The power of the SILK codec
At Skype, we are passionate about quality. Our engineers do everything they can to make Skype work well across a range of different computers, service providers, Internet speeds, and computer equipment.
One of the key ingredients in quality is the fidelity of the speech that you hear when the other person is talking. Our aim is to make the experience as close to “the person sounds like they are in the room with me” as possible.
The High-Def Factor
In order to make it sound like the other person is in the room with you, it is necessary to capture the full frequency range of their speech, transmit it over the network, and reconstruct it at the other end. This is something that the traditional telephone networks – including mobile and landline – are not very good at. Those networks were designed to convey “just enough” of the frequency range of human speech to make the call intelligible, but not nearly enough to make it sound like they are in the same room as you.
For Skype, it has always been important to go beyond the boundaries of the telephone network, and do more.
That’s why Skype invested in creating its own speech codec. A speech codec is a piece of technology which takes human voice and converts it to a format suitable for sending over the Internet, and then on the other side, converts it back to speech.
Our codec, called SILK, was designed to capture the true richness of human speech, and to work really well on the Internet, where Internet speeds vary. Think of the telephone network as being like a standard-definition television, and SILK being like a high-definition television. The difference is striking. Once you’ve tried it, it’s hard to go back – just like HDTV. In fact, we thought that SILK was so awesome, we contributed it to the community. We’ve made our code open source, and have brought SILK forward for standardization by international standards bodies.
Hear the Difference
The two links below represent two samples of speech – one that uses a “standard-def” codec (called G.729), and another coded using our SILK codec in its highest quality setting.
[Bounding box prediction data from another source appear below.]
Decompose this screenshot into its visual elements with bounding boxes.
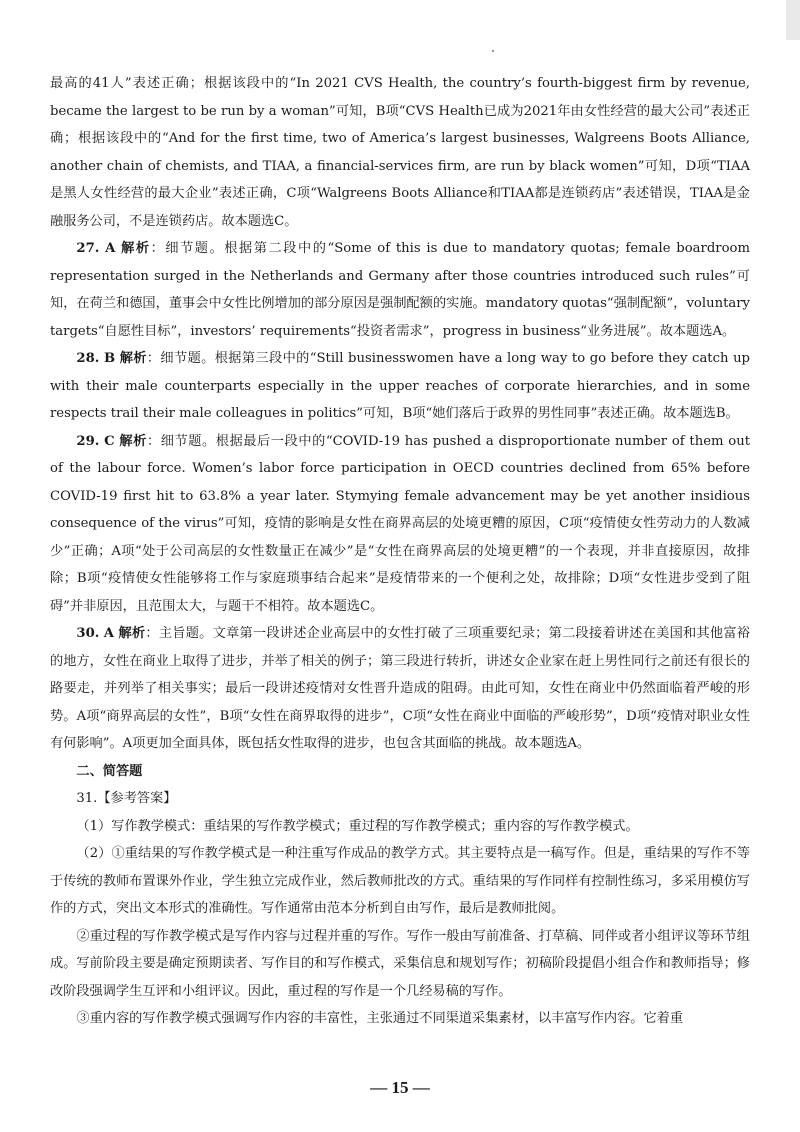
answer-part-2-item-2: ②重过程的写作教学模式是写作内容与过程并重的写作。写作一般由写前准备、打草稿、同伴或者小组评议等环节组成。写前阶段主要是确定预期读者、写作目的和写作模式，采集信息和规划写作；初稿阶段提倡小组合作和教师指导；修改阶段强调学生互评和小组评议。因此，重过程的写作是一个几经易稿的写作。 — [50, 928, 750, 999]
explanation-text: ：细节题。根据第三段中的“Still businesswomen have a long way to go before they catch up with their male counterparts especially in the upper reaches of corporate hierarchies, and in some respects trail their male colleagues in politics”可知，B项“她们落后于政界的男性同事”表述正确。故本题选B。 — [50, 351, 751, 421]
answer-letter: B — [103, 351, 116, 366]
document-body — [50, 70, 750, 1033]
explanation-label: 解析 — [121, 241, 151, 256]
question-number: 28. — [76, 351, 100, 366]
section-heading: 二、简答题 — [76, 763, 143, 779]
answer-letter: C — [104, 433, 115, 449]
question-28-explanation — [50, 345, 750, 428]
question-31-heading: 31.【参考答案】 — [76, 791, 177, 806]
scan-edge-mark — [786, 0, 800, 40]
paragraph-continuation: 最高的41人”表述正确；根据该段中的“In 2021 CVS Health, the country’s fourth-biggest firm by revenue, became the largest to be run by a woman”可知，B项“CVS Health已成为2021年由女性经营的最大公司”表述正确；根据该段中的“And for the first time, two of America’s largest businesses, Walgreens Boots Alliance, another chain of chemists, and TIAA, a financial-services firm, are run by black women”可知，D项“TIAA是黑人女性经营的最大企业”表述正确，C项“Walgreens Boots Alliance和TIAA都是连锁药店”表述错误，TIAA是金融服务公司，不是连锁药店。故本题选C。 — [50, 76, 750, 229]
question-27-explanation — [50, 235, 750, 345]
question-29-explanation — [50, 428, 750, 621]
explanation-label: 解析 — [118, 626, 146, 641]
answer-part-2-item-1: （2）①重结果的写作教学模式是一种注重写作成品的教学方式。其主要特点是一稿写作。但是，重结果的写作不等于传统的教师布置课外作业，学生独立完成作业，然后教师批改的方式。重结果的写作同样有控制性练习，多采用模仿写作的方式，突出文本形式的准确性。写作通常由范本分析到自由写作，最后是教师批阅。 — [50, 846, 750, 916]
question-number: 30. — [76, 626, 100, 641]
answer-part-2-item-3: ③重内容的写作教学模式强调写作内容的丰富性，主张通过不同渠道采集素材，以丰富写作内容。它着重 — [76, 1011, 684, 1026]
answer-letter: A — [103, 626, 115, 641]
scan-speck — [492, 50, 494, 52]
explanation-text: ：主旨题。文章第一段讲述企业高层中的女性打破了三项重要纪录；第二段接着讲述在美国和其他富裕的地方，女性在商业上取得了进步，并举了相关的例子；第三段进行转折，讲述女企业家在赶上男性同行之前还有很长的路要走，并列举了相关事实；最后一段讲述疫情对女性晋升造成的阻碍。由此可知，女性在商业中仍然面临着严峻的形势。A项“商界高层的女性”，B项“女性在商界取得的进步”，C项“女性在商业中面临的严峻形势”，D项“疫情对职业女性有何影响”。A项更加全面具体，既包括女性取得的进步，也包含其面临的挑战。故本题选A。 — [50, 626, 750, 751]
question-number: 29. — [76, 433, 100, 449]
question-30-explanation — [50, 620, 750, 758]
answer-part-1: （1）写作教学模式：重结果的写作教学模式；重过程的写作教学模式；重内容的写作教学模式。 — [76, 818, 639, 834]
explanation-label: 解析 — [119, 351, 147, 366]
question-number: 27. — [76, 241, 100, 256]
explanation-text: ：细节题。根据第二段中的“Some of this is due to mandatory quotas; female boardroom representation surged in the Netherlands and Germany after those countries introduced such rules”可知，在荷兰和德国，董事会中女性比例增加的部分原因是强制配额的实施。mandatory quotas“强制配额”，voluntary targets“自愿性目标”，investors’ requirements“投资者需求”，progress in business“业务进展”。故本题选A。 — [50, 241, 750, 339]
page-number: — 15 — — [370, 1078, 430, 1097]
explanation-text: ：细节题。根据最后一段中的“COVID-19 has pushed a disproportionate number of them out of the labour force. Women’s labor force participation in OECD countries declined from 65% before COVID-19 first hit to 63.8% a year later. Stymying female advancement may be yet another insidious consequence of the virus”可知，疫情的影响是女性在商界高层的处境更糟的原因，C项“疫情使女性劳动力的人数减少”正确；A项“处于公司高层的女性数量正在减少”是“女性在商界高层的处境更糟”的一个表现，并非直接原因，故排除；B项“疫情使女性能够将工作与家庭琐事结合起来”是疫情带来的一个便利之处，故排除；D项“女性进步受到了阻碍”并非原因，且范围太大，与题干不相符。故本题选C。 — [50, 433, 751, 614]
answer-letter: A — [105, 241, 116, 256]
explanation-label: 解析 — [119, 433, 147, 449]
Listen for yourself. What do you think?
Proving the Difference
But, maybe it was just us. As experts, perhaps we could tell the difference, but our users could not. To convince ourselves of the difference, we ran a test. We selected a random subset of our users. These users were not aware of the test, ensuring it was blind. For those users, we modified the behavior of the client so that it used a specific codec. For some users, it was one of the codecs used in the telephone network – not a high-definition one. For other users, we used SILK. In fact, we tested SILK in its four different modes – from SILK NarrowBand (SILK-NB) (which uses less bandwidth and captures less fidelity), to SILK MediumBand (SILK-MB), to SILK WideBand (SILK-WB), up to its highest quality mode – SILK Super WideBand (SILK-SWB), which uses more bandwidth and provides the best fidelity. To factor out problems with network connections, the tests were only run under good network speeds. At the end of the call, we asked them to rate the call from 1 (very bad) to 5 (excellent). We also measured how long the calls were.
Differences in user rating and average call duration with different codecs.
The results were surprising. Not only was there a difference – there was a big difference. For the highest quality SILK calls (SILK-SWB), the Mean Opinion Score (the value of the average user rating) was 3.8 on a scale from 1 to 5. The low quality codec G.729 was rated 0.4 lower, at 3.4.
Even more startling were the durations of the calls. Call durations for the highest quality SILK calls (SILK-SWB) were around 31 minutes on average. For the low quality G.729 codec they were 21 minutes, or 30% shorter! The higher quality of the SILK-SWB experience made the calls easier – more natural – and that meant users felt more comfortable talking longer.
For us, this test solidified what our engineers already knew – that a high fidelity experience really does make a difference.